Ivanov grinned a grotesque smile, ugly in its satisfaction.

He was dead.

“So even though I knew all that, I still spent those two days imagining that I felt the dead man’s fingers tugging at my ankles, trying to drown me, or his hair brushing my cheek…” An involuntary shiver stole over me as I forcefully stepped through Ivanov’s form to view the contraption, standing at the ledge. “I dreaded and loathed this tank,” I finished on a whisper, feeling like I’d used all my strength in that minor show of defiance.

“This tank?” Jace repeated, having been the nearest.

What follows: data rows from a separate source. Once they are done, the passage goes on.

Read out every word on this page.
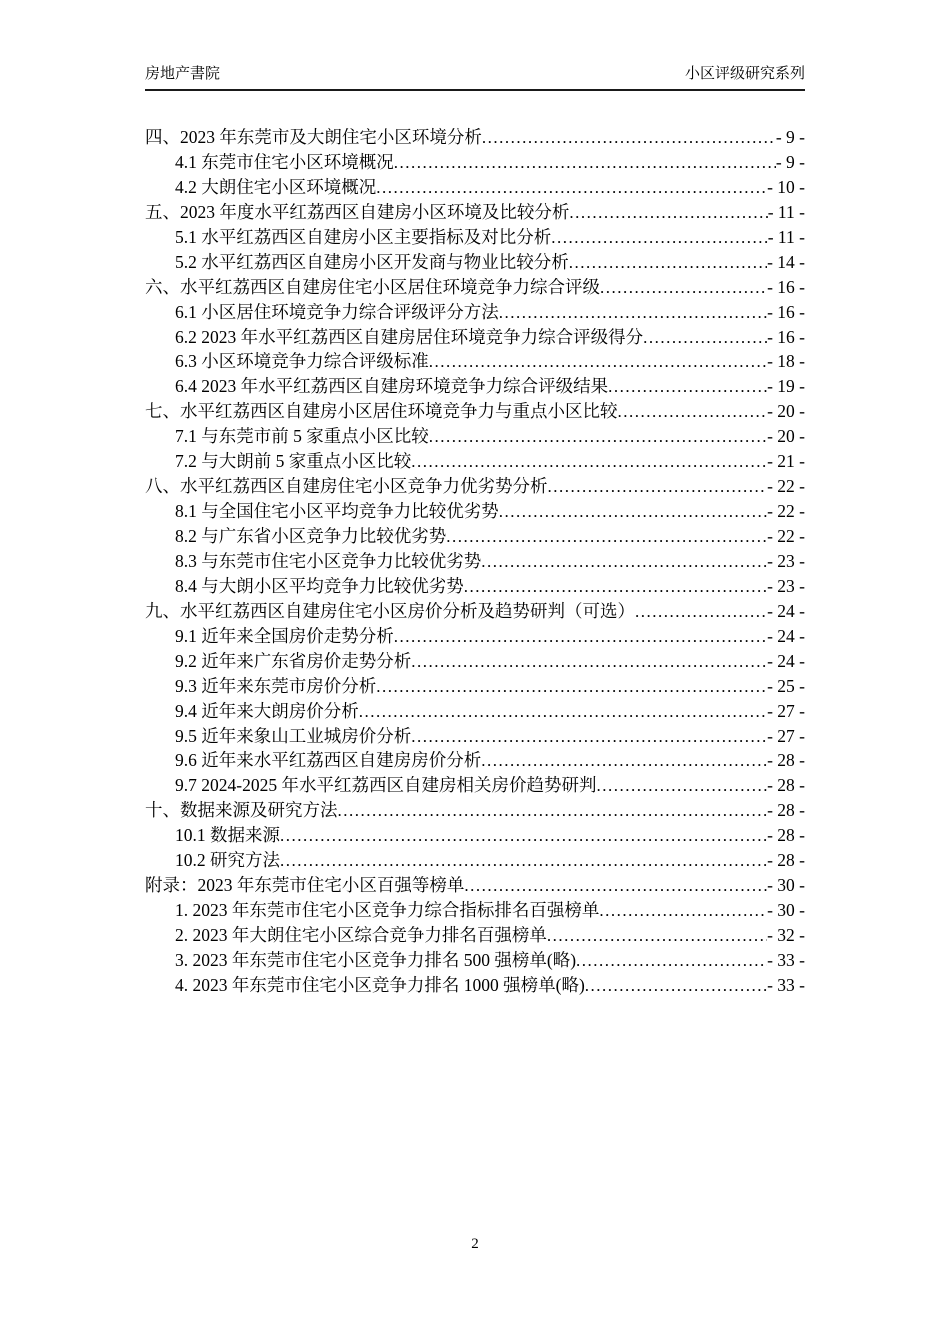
房地产書院	小区评级研究系列
四、2023 年东莞市及大朗住宅小区环境分析 .....	- 9 -
4.1 东莞市住宅小区环境概况 .....	- 9 -
4.2 大朗住宅小区环境概况 .....	- 10 -
五、2023 年度水平红荔西区自建房小区环境及比较分析 .....	- 11 -
5.1 水平红荔西区自建房小区主要指标及对比分析 .....	- 11 -
5.2 水平红荔西区自建房小区开发商与物业比较分析 .....	- 14 -
六、水平红荔西区自建房住宅小区居住环境竞争力综合评级 .....	- 16 -
6.1 小区居住环境竞争力综合评级评分方法 .....	- 16 -
6.2 2023 年水平红荔西区自建房居住环境竞争力综合评级得分 .....	- 16 -
6.3 小区环境竞争力综合评级标准 .....	- 18 -
6.4 2023 年水平红荔西区自建房环境竞争力综合评级结果 .....	- 19 -
七、水平红荔西区自建房小区居住环境竞争力与重点小区比较 .....	- 20 -
7.1 与东莞市前 5 家重点小区比较 .....	- 20 -
7.2 与大朗前 5 家重点小区比较 .....	- 21 -
八、水平红荔西区自建房住宅小区竞争力优劣势分析 .....	- 22 -
8.1 与全国住宅小区平均竞争力比较优劣势 .....	- 22 -
8.2 与广东省小区竞争力比较优劣势 .....	- 22 -
8.3 与东莞市住宅小区竞争力比较优劣势 .....	- 23 -
8.4 与大朗小区平均竞争力比较优劣势 .....	- 23 -
九、水平红荔西区自建房住宅小区房价分析及趋势研判（可选） .....	- 24 -
9.1 近年来全国房价走势分析 .....	- 24 -
9.2 近年来广东省房价走势分析 .....	- 24 -
9.3 近年来东莞市房价分析 .....	- 25 -
9.4 近年来大朗房价分析 .....	- 27 -
9.5 近年来象山工业城房价分析 .....	- 27 -
9.6 近年来水平红荔西区自建房房价分析 .....	- 28 -
9.7 2024-2025 年水平红荔西区自建房相关房价趋势研判 .....	- 28 -
十、数据来源及研究方法 .....	- 28 -
10.1 数据来源 .....	- 28 -
10.2 研究方法 .....	- 28 -
附录：2023 年东莞市住宅小区百强等榜单 .....	- 30 -
1. 2023 年东莞市住宅小区竞争力综合指标排名百强榜单 .....	- 30 -
2. 2023 年大朗住宅小区综合竞争力排名百强榜单 .....	- 32 -
3. 2023 年东莞市住宅小区竞争力排名 500 强榜单(略) .....	- 33 -
4. 2023 年东莞市住宅小区竞争力排名 1000 强榜单(略) .....	- 33 -
2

I hummed noncommittally, staring at the closed lid with the small breathing hole. Raising my voice, I asked, “Were the stairs reportedly destroyed as well?”

That seemed to throw them off, and they glanced at the rusted grated steps they’d obviously dismissed.

“Uh, yeah,” CJ answered through the earpiece. “According to the report, all items were stripped of any evidence that might help them track down Ivanov’s network of associates, and then they torched everything inside the warehouse.”

I nodded, feeling Ivanov’s presence hovering over my shoulder. If the lid wasn’t closed, I’d worry his memory would somehow push me in.

“Callie?” Payton prompted.

“Sorry.” I blinked, unable to change how absent my voice sounded. Forcing myself to turn, I quickly recapped, “I never looked at the outside for fear of revealing too much to Ivanov, but the inside of the tank is just as big of a blank because of the darkness.”

I moved to sit on the edge of the diamond grated platform, gaining some strength over Ivanov’s lingering presence because it was this very platform he’d been killed on. My feet kicked back and forth as I stared down at the guys. It was a unique perspective, being higher than them. “I don’t recall how many times I studied these stairs as they marched me up. I can’t say I noted much of the trip down since I’d be half delirious with sleep deprivation and malnutrition, but the way up…” I shrugged. “It was the only thing I allowed myself to look at.”

Their eyes returned to the rickety steps, none of their expressions very kind.

“Besides,” I added as I climbed to my feet, turning to pin Ivanov in place with my stare, “Ivanov’s blood is still right here, where I shot him.”

“This is for Kaz,” I cried, raising the gun.

Ivanov started for me as I pulled the trigger.

My first bullet hadn’t killed him. Neither had the second. It’d taken the volley of bullets from the surrounding men with one of Petrov’s people, Zakhar, getting off the very impressive kill shot straight through Ivanov’s head mid-fall. I’d have been more impressed that Zakhar had missed me if I didn’t still suspect that he’d weighed his odds in that fraction of time where Ivanov tackled me backwards into the tank, viewing my possible death as acceptable collateral damage.

Despite Leo and Joe, two more of Petrov’s men, reassuring me that I’d proven myself to them and had gained Zakhar’s begrudging respect, I doubted the stubborn Russian had changed his rather stalwart standpoint so quickly.

I’d know. I was dating one similarly stubborn Russian.

When I blinked from my memory, Ivanov had vanished.

“So this is it then?” Paride verified.

I nodded. “Yeah. This is it. The CIA has a security problem.”

“I hate to be the bearer of bad news,” Callum interrupted, an edge in his voice, “but the CIA’s not the only one with a security problem.”